According to Goldman Sachs Group Inc., volatility-targeting quants who buy and sell subject to how much equity prices swing around are all but fully invested in the record-breaking rally.

One of the most widely accepted bullish arguments is the massive sums in money market funds represent significant additional fuel for a further rally. That is in all likelihood true but begs the question what are people waiting for? Most investors prefer to buy the dip so they have some margin of safety. That suggests we are unlikely to have more than a reversion towards the mean.

There is clear evidence of a wedge forming over the last few months and suggests the S&P500 is also susceptible to a reversion towards the mean. The Fed is probably waiting for some evidence the market is responding to higher Treasury yields and is unlikely to provide additional assistance until it has confirmation of where the pressure points are.

So far this is just a cautionary note because we have little evidence of profit taking. The VIX Index also has a wedging characteristic with a sequence of lower highs but mildly rising lows.

I received this email from a subscriber today.

You've been flagging Bitcoin this last couple of weeks as the canary in the coal mine. It is notably down 12% today at the time of writing.

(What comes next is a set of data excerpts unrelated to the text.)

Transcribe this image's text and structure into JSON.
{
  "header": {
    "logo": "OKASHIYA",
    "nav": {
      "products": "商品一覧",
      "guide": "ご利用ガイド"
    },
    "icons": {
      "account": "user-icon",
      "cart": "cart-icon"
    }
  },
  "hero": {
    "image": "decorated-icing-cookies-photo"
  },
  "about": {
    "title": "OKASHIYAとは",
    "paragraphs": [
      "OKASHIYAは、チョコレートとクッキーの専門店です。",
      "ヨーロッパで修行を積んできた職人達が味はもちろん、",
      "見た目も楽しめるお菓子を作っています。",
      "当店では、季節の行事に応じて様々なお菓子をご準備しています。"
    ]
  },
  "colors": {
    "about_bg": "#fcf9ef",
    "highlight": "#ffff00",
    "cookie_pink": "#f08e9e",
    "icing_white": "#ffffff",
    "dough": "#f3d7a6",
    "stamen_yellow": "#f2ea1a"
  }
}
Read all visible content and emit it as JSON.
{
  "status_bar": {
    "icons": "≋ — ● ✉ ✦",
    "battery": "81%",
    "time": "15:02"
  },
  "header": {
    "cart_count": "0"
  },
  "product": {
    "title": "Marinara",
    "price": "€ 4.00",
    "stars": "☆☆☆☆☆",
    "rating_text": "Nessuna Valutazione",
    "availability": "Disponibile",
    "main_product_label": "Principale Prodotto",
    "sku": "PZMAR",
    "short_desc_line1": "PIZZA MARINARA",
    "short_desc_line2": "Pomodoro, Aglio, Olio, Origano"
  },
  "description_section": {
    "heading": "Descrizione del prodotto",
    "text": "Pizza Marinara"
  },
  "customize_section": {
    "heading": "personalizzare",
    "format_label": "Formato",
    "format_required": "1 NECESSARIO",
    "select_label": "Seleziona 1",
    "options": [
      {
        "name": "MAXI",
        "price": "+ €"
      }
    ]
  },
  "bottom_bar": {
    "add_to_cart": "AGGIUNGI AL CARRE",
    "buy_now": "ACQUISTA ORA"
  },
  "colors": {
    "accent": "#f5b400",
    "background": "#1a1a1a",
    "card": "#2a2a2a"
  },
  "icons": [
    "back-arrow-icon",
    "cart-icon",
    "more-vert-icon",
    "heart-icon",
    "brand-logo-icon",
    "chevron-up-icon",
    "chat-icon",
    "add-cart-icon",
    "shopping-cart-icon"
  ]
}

If it does capsize, do you see the whole market being dragged down with it, or is it going to be a case of the high fliers only, such as EV and Green Tech/Energy that have seen astronomical returns? In short, where is one likely to be most exposed?

Bitcoin has been the most publicized asset which has benefitted from speculative flows. Tesla’s advance has also been remarkable. Plug Power’s recent surge has outpaced the gain in both. Acceleration is a trend ending and at least some consolidation is looking likely.

It is reasonable to assume these lightning rods for speculation will be among the first to roll over if we move into a corrective phase. Peak to trough swings of 20% have been “normal” in bitcoin since March 2020. The reaction was 27% on a high to low basis. It also dipped back into the underlying range. These are inconsistencies. The $30,000 level needs to hold if the uptrend is to be given the benefit of the doubt.

I want to be clear. I don’t see this short-term risk of reversion towards the mean as the end of this bull market. Financial conditions are still very loose. Interest rates are very low and governments have no plan for shrinking their deficits. That suggests the emerging mania has further to go on the upside.

This report from Morgan Stanley continues to highlight the scope for a swift economic revival as vaccines are rolled out and pent up demand fuels economic activity. I have a lot of sympathy with that view but liquidity expectations are a more important short-term consideration.